Не с такими ли проекциями по поводу Богомолова, его спектаклей, его гражданской и этической позиции мы регулярно имеем дело в холиварах фейсбука?
Герой Дмитрия Лысенкова «шёл в комнату — попал в другую», он из другого текста и контекста, не Достоевского. Эта отграниченность героя другого ряда и порядка также обозначается вторжением в текст ряда «аномалий». Такие аномальные разрывы в тексте спектакля осуществляются за счёт того, что тот или иной герой внезапно совершает какое-то иконическое и не характерное для себя, очень локальное, не подготовленное ходом событий и движением его сознания, действие: например, чисто формальное коленопреклонение и целование ботинка Сони («Я страданию твоему поклонился»), дежурные объятия Дуни или Свидригайлова etc.
Та же аномализирующая функция — у музыки: когда в спектакле неожиданно звучат, например, саундтреки Андрея Петрова к «Служебному роману» или «Осеннему марафону». «В моей душе покоя нет», — явно не про Раскольникова. И конечно, музыка не осуществляет контекстуального переноса действия в 1970-е. Лукавство автора направляет нас по ложному пути экстраполяции музыкального ряда в драматический. Богомолов переносит из спектакля в спектакль этот приём, взламывающий нашу общую культурную наследственность, что-то унаследованное Homo soveticus, рождённым и росшим в 1970-х. Вся наша коллективно-бессознательная взвесь устремляется к толкованию (что-то про метания и рефлексию советского интеллигента), но этот путь — тупиковый.
Ещё одна обманка, уводящая сознание зрителя, привыкшего во всём искать знаки, по ложному следу, — настойчиво свисающий с воротника платья Дуни бумажный ценник. В «Преступлении и наказании» мы исследуем не механизм соблазна, а квазиметафорический ценник.
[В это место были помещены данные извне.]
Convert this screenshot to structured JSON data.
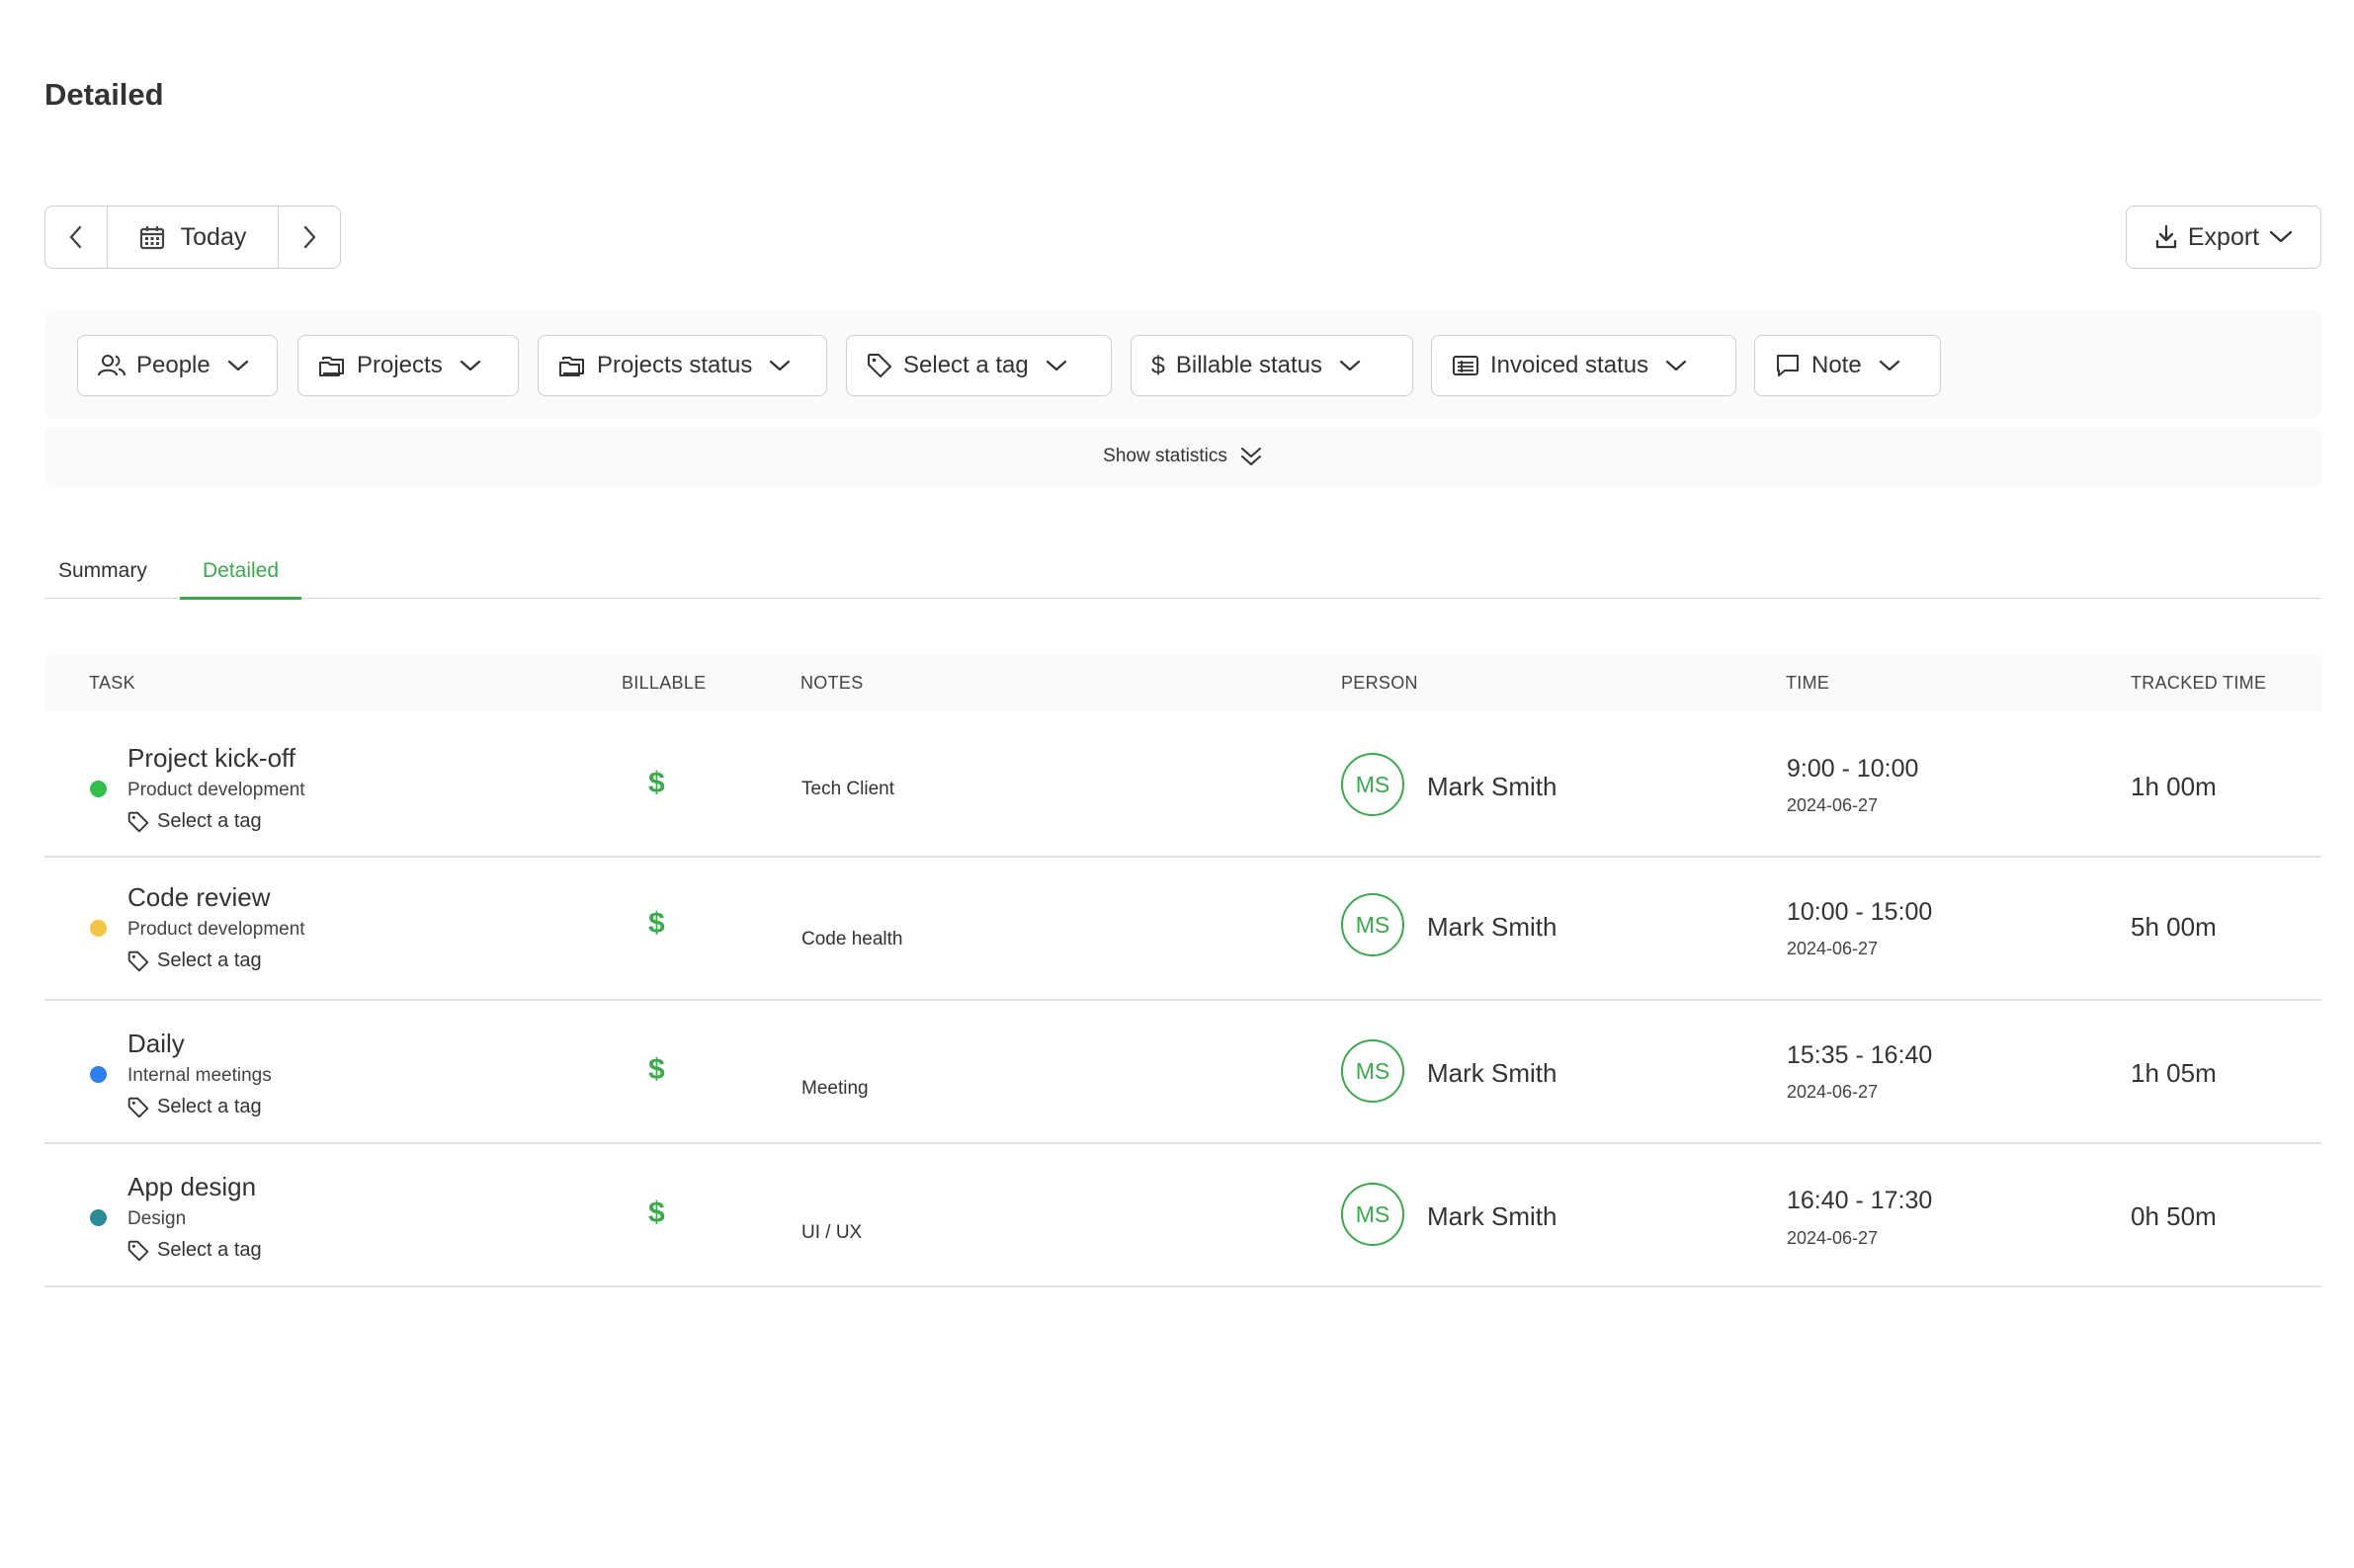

Программирование восприятия, искусное конструирование художественных стимулов, вырабатывающих безусловный рефлекс, на которые мы, такие разные, любители кто постдрамы и постиронии, кто — процессуальности, а кто — жизни человеческого духа и актёрского объёма, реагируем, как собаки Павлова на звонок, и начинаем отделять слюну своих внутренних заготовок и сформированных предпочтений. Не знаю, что там чувствует собака, но лично я заглатываю приманки Константина Богомолова с неизменным художественным наслаждением.